What is the problem with the rvalue reference of c++14?

Now there are several structures:

typedef struct _INFO_HEAD{U_INT src_ip;u_int dest_ip;u_int src_port; u_int Dest_port;} info_head;typedef struct _pkt_info{u_long sec;u_long u_sec;u_int pkt_size;u_int pld_size;} pkt_info;typedef struct _PKT {Info_head head;pkt_info info;} Pkt

Although these structures are made up of basic types and do not involve dynamic memory management, the volume is indeed a bit. Where Info_head is 16 bytes and Pkt_info is 24 bytes, then a PKT is 40 bytes. This is just the case on a 32-bit machine.

Then we came across a class that uses the list container to store variables of multiple PKT types.

Class Pkt_list{public:static list< pkt > head_to_pkt;public:static int append (const info_head &, const PKT_INFO &);};

Let's implement the Append () function.

int pkt_list::append (const info_head &head, const pkt_info &info) {PKT Tmp;tmp.head = Head;tmp.info = info;head_to _pkt.push_back (TMP); return 1;}

　　Since PKT only contains basic types, it is good to use it directly, without new, and without worrying about memory management.
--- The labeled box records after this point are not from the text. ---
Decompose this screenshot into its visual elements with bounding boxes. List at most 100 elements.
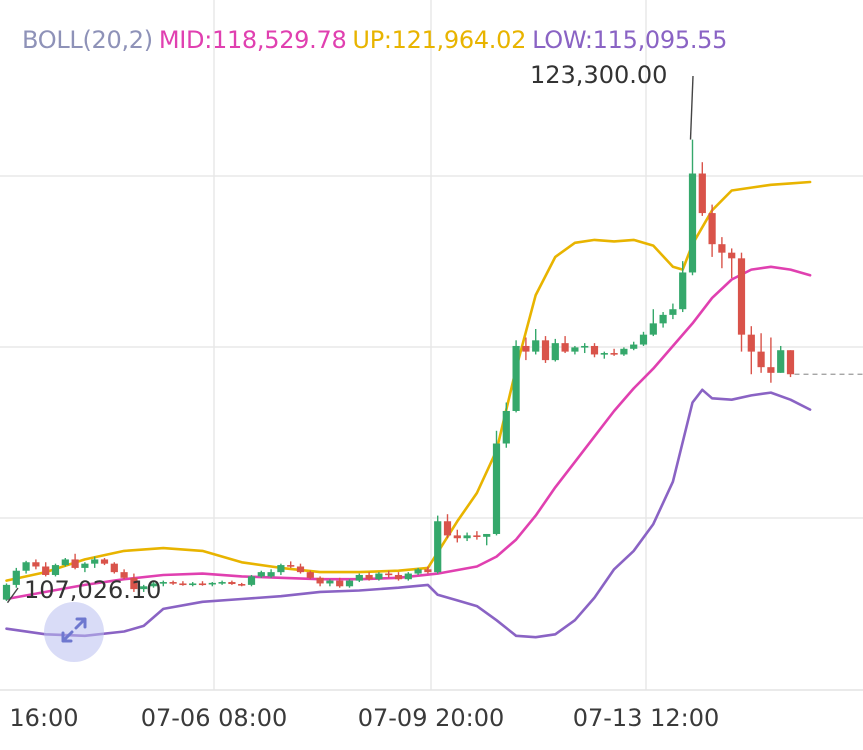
- candle-down-body: [42, 566, 50, 575]
- candle-up-body: [12, 570, 20, 585]
- candle-down-body: [394, 574, 403, 580]
- candle-up-body: [2, 584, 11, 600]
- candle-up-body: [630, 344, 638, 349]
- candle-up-body: [777, 350, 785, 373]
- candle-up-body: [639, 334, 648, 345]
- candle-up-body: [571, 347, 579, 352]
- grid-lines: [0, 0, 863, 691]
- min-label-connector: [6, 587, 19, 604]
- candle-down-body: [169, 582, 177, 584]
- candle-up-body: [434, 521, 442, 573]
- candle-down-body: [737, 258, 746, 335]
- expand-arrows-icon: [57, 613, 91, 651]
- candle-up-body: [659, 314, 667, 324]
- candle-up-body: [649, 323, 657, 335]
- candle-up-body: [463, 535, 471, 539]
- expand-button[interactable]: [44, 602, 104, 662]
- candle-down-body: [757, 351, 765, 368]
- min-price-label: 107,026.10: [24, 576, 162, 604]
- candle-down-body: [561, 343, 569, 352]
- candle-up-body: [512, 345, 520, 411]
- candle-up-body: [414, 569, 422, 574]
- candle-up-body: [581, 345, 589, 348]
- x-tick-label: 16:00: [9, 704, 79, 732]
- x-tick-label: 07-06 08:00: [140, 704, 288, 732]
- candle-down-body: [316, 577, 324, 584]
- candle-up-body: [208, 582, 216, 585]
- legend-up-value: UP:121,964.02: [352, 26, 527, 54]
- candle-up-body: [326, 580, 334, 584]
- candle-down-body: [541, 340, 550, 361]
- candle-up-body: [620, 348, 628, 355]
- candle-down-body: [443, 521, 452, 536]
- candle-up-body: [61, 559, 69, 566]
- candle-down-body: [522, 345, 530, 352]
- candle-down-body: [120, 572, 128, 578]
- candle-up-body: [355, 574, 363, 581]
- candle-up-body: [81, 563, 89, 568]
- max-price-label: 123,300.00: [530, 61, 668, 89]
- candle-up-body: [483, 533, 491, 537]
- candle-up-body: [91, 559, 99, 564]
- max-label-connector: [689, 75, 694, 140]
- candle-up-body: [502, 410, 510, 444]
- legend-low-value: LOW:115,095.55: [532, 26, 728, 54]
- candle-down-body: [100, 559, 109, 564]
- candle-down-body: [747, 334, 755, 352]
- x-tick-label: 07-13 12:00: [572, 704, 720, 732]
- candle-up-body: [149, 583, 158, 587]
- candle-up-body: [22, 562, 30, 571]
- x-tick-label: 07-09 20:00: [357, 704, 505, 732]
- annotation-lines: [6, 75, 863, 604]
- candle-up-body: [492, 443, 501, 534]
- candle-up-body: [140, 586, 148, 590]
- legend-mid-value: MID:118,529.78: [158, 26, 347, 54]
- candle-down-body: [610, 353, 618, 355]
- candle-down-body: [728, 252, 736, 259]
- candle-down-body: [385, 573, 393, 576]
- candle-down-body: [110, 563, 118, 573]
- candle-down-body: [336, 580, 344, 587]
- boll-legend: BOLL(20,2) MID:118,529.78 UP:121,964.02 LOW…: [22, 26, 733, 54]
- candle-up-body: [345, 580, 354, 587]
- candle-up-body: [218, 582, 226, 584]
- candle-up-body: [159, 582, 167, 584]
- candle-up-body: [189, 583, 197, 586]
- candle-down-body: [296, 566, 305, 573]
- candle-down-body: [786, 350, 795, 375]
- candle-down-body: [71, 559, 79, 568]
- candle-down-body: [698, 173, 706, 214]
- candle-up-body: [679, 272, 687, 310]
- candle-up-body: [247, 576, 256, 585]
- candle-up-body: [600, 353, 608, 355]
- candle-up-body: [551, 343, 559, 361]
- candle-down-body: [130, 577, 138, 590]
- boll-lower-line: [5, 388, 812, 639]
- candle-up-body: [532, 340, 540, 352]
- candle-down-body: [179, 583, 187, 586]
- candle-up-body: [404, 573, 412, 580]
- candle-up-body: [51, 565, 60, 575]
- candle-down-body: [718, 244, 726, 253]
- candle-down-body: [306, 572, 314, 578]
- candles: [2, 139, 795, 601]
- candle-down-body: [708, 213, 716, 245]
- candle-down-body: [287, 565, 295, 567]
- candle-up-body: [669, 309, 677, 315]
- candle-down-body: [32, 562, 40, 567]
- candle-down-body: [365, 574, 373, 580]
- candle-down-body: [473, 535, 481, 537]
- legend-boll-label: BOLL(20,2): [22, 26, 153, 54]
- candle-down-body: [228, 582, 236, 585]
- candle-down-body: [424, 569, 432, 573]
- boll-mid-line: [5, 265, 812, 601]
- candle-up-body: [267, 572, 275, 577]
- candle-down-body: [453, 535, 461, 539]
- candle-up-body: [277, 565, 285, 573]
- candle-up-body: [375, 573, 383, 580]
- candle-up-body: [688, 173, 697, 273]
- candle-down-body: [767, 367, 775, 373]
- candle-down-body: [198, 583, 207, 586]
- candle-down-body: [590, 345, 599, 355]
Here we see the first question, in order to combine a set of variables of type Info_head and Pkt_info into a variant of the PKT type, you must re-assemble a variant of the PKT type. That is, the memory already has 16B Info_head and 24B Pkt_info, but also use 40B to store and the previous pair of variable values exactly the same type of PKT variable. Although there is a suspicion of wasting memory, but this is not to be avoided, because we can not guarantee that the previous two 16B and 24B things together. So it's not really a waste.

But then another problem is that when you move the PKT type variable into the list<pkt>, the memory is copied once again. Because TMP disappears after the APPEND function ends, it's natural to want to keep the variable in the List<pkt> head_to_pkt, and then copy it.

So, we've used 120B of memory to save the same piece of data. This is indeed a very wasteful move. But there was nothing we could do before c++14.

The concept of rvalue reference, also called move semantics, is proposed in c++14. Concrete how a meaning does not say, directly say the effect, that is can save 40B of overhead. But how did this happen? It is simple to simply move the second 40B directly into the container and not copy it again. So, List<t>::p ush_back (t&); it should be another more efficient version, that is List<t>::p ush_back (t&&);. In general, STL has a rewrite.

Next, in order to use the second version of the Push_back function overload, we must write in the parameter list as the right value of the nameless variable, but if a register variable tmp has been used, then the cost of the 40B is no matter how to save, so TMP has a name, It's not the right value anymore. To get a nameless variable of the PKT type, it is necessary to write a constructor again for PKT. After the whole change, it's probably like this.

Class Pkt{public:pkt () {}pkt (const info_head &h, const pkt_info i): Head (h), info (i) {}info_head head;pkt_info info;};.. . int pkt_list::append (const info_head &head, const pkt_info &info) {head_to_pkt.push_back (PKT (head, info));//w ITH move semantics version being used, it works.  return 1;}

Ok. summed up so much.

What is the problem with the rvalue reference of c++14?